In May, Iran sent a formal protest note to Washington for spying on Iran’s nuclear activities. The Iranian Foreign Ministry summoned Switzerland’s ambassador in Tehran, who looks after US interests, to deliver a “strong protest over the hostile intervention of the US government”.
Tehran also had unearthed a number of spy networks aiming to infiltrate Iran and carry out sabotage actions in the west, southwest and center of the country.
Iran has complained in recent years that a series of bomb blasts in the border provinces of Khuzestan, Kurdestan and West Azarbaijan were carried out by forces backed by the US forces in Iraq.

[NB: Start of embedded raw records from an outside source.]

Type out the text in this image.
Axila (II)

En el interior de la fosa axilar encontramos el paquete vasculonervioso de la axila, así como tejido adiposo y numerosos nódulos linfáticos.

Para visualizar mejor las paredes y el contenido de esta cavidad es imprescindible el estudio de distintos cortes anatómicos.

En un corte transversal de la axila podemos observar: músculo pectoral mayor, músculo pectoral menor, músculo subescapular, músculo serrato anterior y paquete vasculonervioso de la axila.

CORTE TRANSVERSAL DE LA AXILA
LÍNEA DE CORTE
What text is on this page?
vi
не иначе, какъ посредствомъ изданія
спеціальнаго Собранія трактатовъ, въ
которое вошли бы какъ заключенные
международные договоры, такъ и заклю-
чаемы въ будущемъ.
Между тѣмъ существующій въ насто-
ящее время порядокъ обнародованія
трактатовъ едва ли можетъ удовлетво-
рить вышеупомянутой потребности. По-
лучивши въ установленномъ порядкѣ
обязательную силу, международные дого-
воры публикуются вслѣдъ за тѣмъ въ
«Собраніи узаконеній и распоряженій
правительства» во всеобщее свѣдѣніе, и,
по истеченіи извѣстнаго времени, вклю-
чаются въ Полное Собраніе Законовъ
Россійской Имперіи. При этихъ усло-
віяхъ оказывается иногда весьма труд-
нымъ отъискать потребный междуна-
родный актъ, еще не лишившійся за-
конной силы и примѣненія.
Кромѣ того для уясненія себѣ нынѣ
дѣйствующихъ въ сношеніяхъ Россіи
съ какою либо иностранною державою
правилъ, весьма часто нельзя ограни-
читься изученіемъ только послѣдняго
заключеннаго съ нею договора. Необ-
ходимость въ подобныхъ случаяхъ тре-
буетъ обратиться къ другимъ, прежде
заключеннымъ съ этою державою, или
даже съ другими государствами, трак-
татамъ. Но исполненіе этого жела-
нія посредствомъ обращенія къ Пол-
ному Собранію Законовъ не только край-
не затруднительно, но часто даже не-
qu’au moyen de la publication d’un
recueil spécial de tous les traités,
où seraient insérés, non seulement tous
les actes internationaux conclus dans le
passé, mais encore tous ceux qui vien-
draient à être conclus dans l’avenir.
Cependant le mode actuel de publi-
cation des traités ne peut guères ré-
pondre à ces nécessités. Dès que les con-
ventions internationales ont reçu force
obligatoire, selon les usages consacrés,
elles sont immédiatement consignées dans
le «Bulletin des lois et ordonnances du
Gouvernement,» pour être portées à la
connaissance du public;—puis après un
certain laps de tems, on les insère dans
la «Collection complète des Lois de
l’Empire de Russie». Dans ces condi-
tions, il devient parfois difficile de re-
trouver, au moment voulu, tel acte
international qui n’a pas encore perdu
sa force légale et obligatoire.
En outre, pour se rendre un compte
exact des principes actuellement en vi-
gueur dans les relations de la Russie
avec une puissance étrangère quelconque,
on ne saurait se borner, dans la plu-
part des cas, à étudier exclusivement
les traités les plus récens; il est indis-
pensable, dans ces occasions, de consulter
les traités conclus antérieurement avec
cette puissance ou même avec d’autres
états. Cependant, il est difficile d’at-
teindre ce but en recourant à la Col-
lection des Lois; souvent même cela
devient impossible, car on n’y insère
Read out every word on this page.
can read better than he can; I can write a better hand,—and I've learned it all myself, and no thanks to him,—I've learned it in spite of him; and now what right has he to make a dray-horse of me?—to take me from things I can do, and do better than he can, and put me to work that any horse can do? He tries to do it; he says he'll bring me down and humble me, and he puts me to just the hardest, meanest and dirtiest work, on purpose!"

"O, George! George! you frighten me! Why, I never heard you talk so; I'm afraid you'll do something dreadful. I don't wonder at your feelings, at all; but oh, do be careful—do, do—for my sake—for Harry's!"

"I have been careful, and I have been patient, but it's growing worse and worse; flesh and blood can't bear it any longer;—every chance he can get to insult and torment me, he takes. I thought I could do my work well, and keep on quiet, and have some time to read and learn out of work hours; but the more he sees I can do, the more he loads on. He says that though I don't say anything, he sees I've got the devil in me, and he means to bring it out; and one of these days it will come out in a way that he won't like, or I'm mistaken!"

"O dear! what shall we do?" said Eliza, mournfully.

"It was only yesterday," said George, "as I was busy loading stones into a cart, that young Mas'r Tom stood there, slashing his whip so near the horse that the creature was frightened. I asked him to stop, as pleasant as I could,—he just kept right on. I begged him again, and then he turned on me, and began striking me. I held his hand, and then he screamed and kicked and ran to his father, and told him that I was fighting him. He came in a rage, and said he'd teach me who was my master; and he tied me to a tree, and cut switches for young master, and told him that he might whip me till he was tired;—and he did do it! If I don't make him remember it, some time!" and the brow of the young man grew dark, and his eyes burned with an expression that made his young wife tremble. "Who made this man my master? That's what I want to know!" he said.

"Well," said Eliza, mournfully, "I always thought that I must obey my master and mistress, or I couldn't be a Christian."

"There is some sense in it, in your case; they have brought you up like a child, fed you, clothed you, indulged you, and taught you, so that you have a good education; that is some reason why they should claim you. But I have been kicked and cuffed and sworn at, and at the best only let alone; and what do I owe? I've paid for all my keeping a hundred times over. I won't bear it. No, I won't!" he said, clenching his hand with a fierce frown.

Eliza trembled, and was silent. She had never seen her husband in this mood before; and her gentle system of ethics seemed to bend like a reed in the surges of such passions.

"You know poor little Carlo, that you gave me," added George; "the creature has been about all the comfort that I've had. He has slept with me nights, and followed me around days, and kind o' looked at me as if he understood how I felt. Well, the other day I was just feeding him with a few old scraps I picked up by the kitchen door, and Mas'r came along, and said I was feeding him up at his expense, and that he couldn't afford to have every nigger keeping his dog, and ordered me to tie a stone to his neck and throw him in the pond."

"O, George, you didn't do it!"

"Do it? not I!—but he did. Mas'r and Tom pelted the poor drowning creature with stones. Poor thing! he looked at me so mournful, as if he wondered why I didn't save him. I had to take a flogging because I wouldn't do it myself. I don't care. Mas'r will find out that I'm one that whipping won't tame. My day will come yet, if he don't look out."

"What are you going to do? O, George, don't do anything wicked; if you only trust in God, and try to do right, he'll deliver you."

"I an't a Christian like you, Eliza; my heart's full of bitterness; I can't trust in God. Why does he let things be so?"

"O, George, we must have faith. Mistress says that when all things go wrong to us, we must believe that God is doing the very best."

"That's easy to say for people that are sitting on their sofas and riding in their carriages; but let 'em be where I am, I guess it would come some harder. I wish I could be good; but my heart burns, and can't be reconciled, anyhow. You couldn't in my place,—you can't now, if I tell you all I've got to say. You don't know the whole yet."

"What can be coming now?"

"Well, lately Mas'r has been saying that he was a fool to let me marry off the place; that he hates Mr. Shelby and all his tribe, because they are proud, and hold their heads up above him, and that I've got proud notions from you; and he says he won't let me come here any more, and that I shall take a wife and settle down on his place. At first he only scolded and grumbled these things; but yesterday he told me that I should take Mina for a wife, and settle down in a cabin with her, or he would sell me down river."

The New Yorker’s report confirmed that US support for the dissident groups could prompt a violent crackdown by Iran, which could give the Bush administration a reason to intervene.
But the US official should know that Iran will defend its territorial integrity by all means, as Commander of Islamic Revolution’s Guard Corps Major General Mohammad Ali Jafari warned that in defense of Iran, all options are on the table.
The article clearly shows that the American government’s so-called “war on terror” is a hollow propaganda and they only pursue their hostile policies in the region which include oil and security for the Israeli regime.
Armed intervention and other direct or indirect forms of interference threatening the sovereignty and the political independence of states are against international laws.
So, Iran as a member of the United Nations should lodge a protest to the international bodies against the hostile move and urge the UN to condemn the terror-sponsoring country.